Let's start with the hard parts, and go from there.
Step 1: The Ramp
In my mind, if I could make the ramp the rest would be a piece of cake. Using the attached ramp template, take two pieces of 1/2" plywood scraps and clamp them together. Trace the pattern and cut the pieces using a jigsaw or scroll saw, Take your time, this stage is critical for the game to be playable. Once the shape is cut, sand them to be smooth and even. Next we attach 1x2" cut so that when attached to the inside of the ramp shapes the total width is 18". Make sure the 1x2s are attached so that they on the curve and not sticking out above it. Next we will attach a sheet of plywood over the ramp. There is a technique we will now learn called kerfing. This helps the plywood to bend. Using a table saw I cut groves into the plywood evey 1/8" or so. Just enough space between the cuts that is about the size of the cut itself. I did this for the length of the curved shape across the plywood. Once kerfed soak the plywood sheet in warm water for at least an hour. It should be bendable but still fairly strong. A helper is nice for this part. Starting at the top of the curve attach the plywood with small wood screws. Start to bend the plywood onto the curve and place screws in every few inches. Work slowly making sure not to crack the plywood. Once fully attached allow the plywood to dry for a day, As a precaution I filled in the kerf slots with homemade MDF. I took some sawdust (if you don't have any you will shortly), and mixed it with wood glue. I removed a few slats at a time and spread the wood glue/saw dust mix inside the groves. This adds strength as the ball will be hitting this ramp thousands of times over the course of many years. Filling the kerfs is optional, but strongly recommended. The final step is testing the ramp once dry. Don't worry about exposed screw heads at this point, but try to get them sunk into the plywood - carefully. This ramp will eventually be covered in cork. Consider this project officially under way - this is really one of the hardest parts of the whole machine. Don't worry, more challenges await.

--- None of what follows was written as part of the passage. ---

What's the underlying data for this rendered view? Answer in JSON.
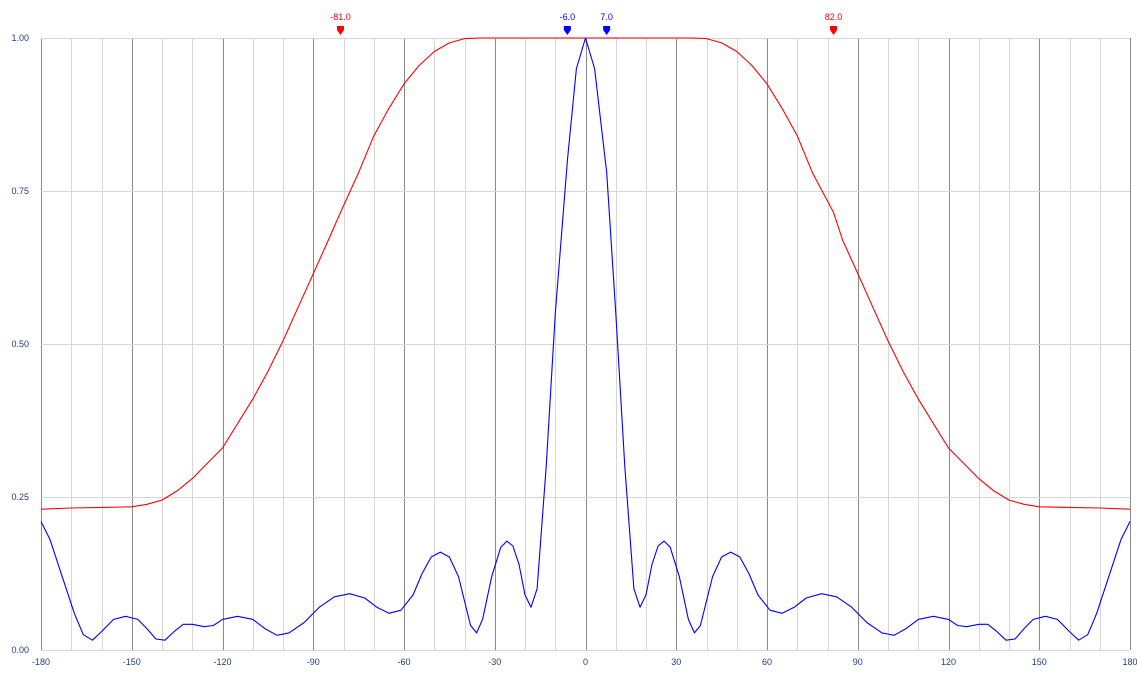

Side note: there are many alternate techniques for making the ramp. Due to my limited tool set this is how I did it. The previous link that I mentioned in the intro has an alternate method. Use which ever method you think is easier. If it works, it works.
UPDATE - I do not like my ramp now that I have played it for a bit. The angle is too steep. The ramp would be better if it were more gradual and longer. If the ball hits it while slightly bouncing it reacts like it is hitting a wall. This should be tweaked from my directions and images. Make the ramp slope longer and more shallow!!!